The Solidarity Society

The Solidarity Society, the final report of our major two year research project into fighting inequality and poverty, will be published on 10th December.

The report by Tim Horton and James Gregory seeks to make a significant contribution to current debates about how to reduce poverty. It assesses contemporary, historic and international evidence to draw lessons for effective poverty prevention strategies, drawing on our public attitudes research to address how to mobilise resources and public support to reduce poverty and inequality.

Today's Independent carries a preview of some of the main themes of the report.


We could be at a tipping point that sends Britain back towards Victorian levels of inequality and social segregation, and makes the solidarity which could challenge that social segregation ever more difficult to recover." He added: "Inequality in Britain today, on some measures, is at its highest since the early 1960s. And, despite falls in poverty over the last decade, progress is getting harder.

"Significant cuts in welfare spending would push poverty and inequality even higher. And taking the middle class out of the welfare state would set Britain on a path to a set of 'sink services' for the poorest, with a deeply segregating effect on society.
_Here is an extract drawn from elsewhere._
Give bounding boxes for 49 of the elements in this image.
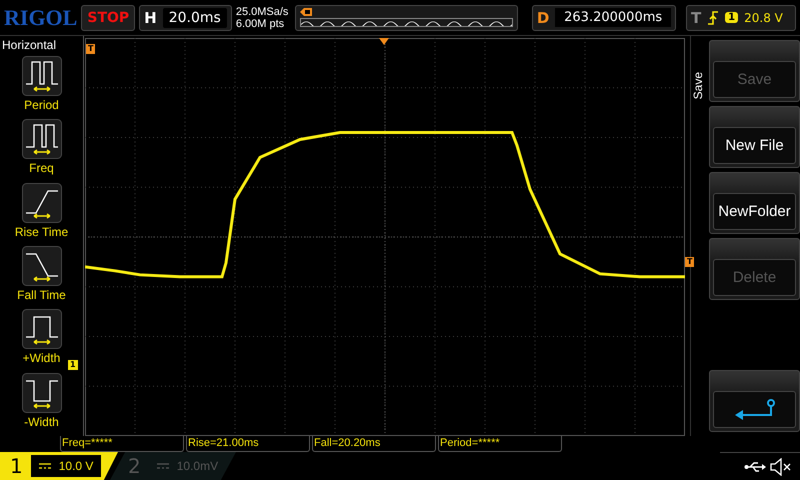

History teaches us that nothing would be worse for the long-term interests of the poorest than taking the middle classes out of the services that the most vulnerable rely on."


(The report, rather than the headline, accurately captures that the concern is with avoiding a pathway towards "Victorian levels of inequality and social segregation"; the headline referring to Victorian levels of poverty rather overstates the point).

The newspaper also carries an editorial on emerging debate about poverty between left and right.


The conclusions will be uncomfortable for the Government in that they track a striking decline in the sense of social solidarity in Britain, even as their figures show inequality on the increase again. But they should also be uncomfortable for Mr Cameron and his Conservatives in that they call into question some of their most treasured tenets.


The research project, supported by the Webb Memorial Trust, commemorates the 100th anniversary of the 1909 Poor Law Minority Report, which first called for the abolition of the workhouse and the creation of the modern welfare state.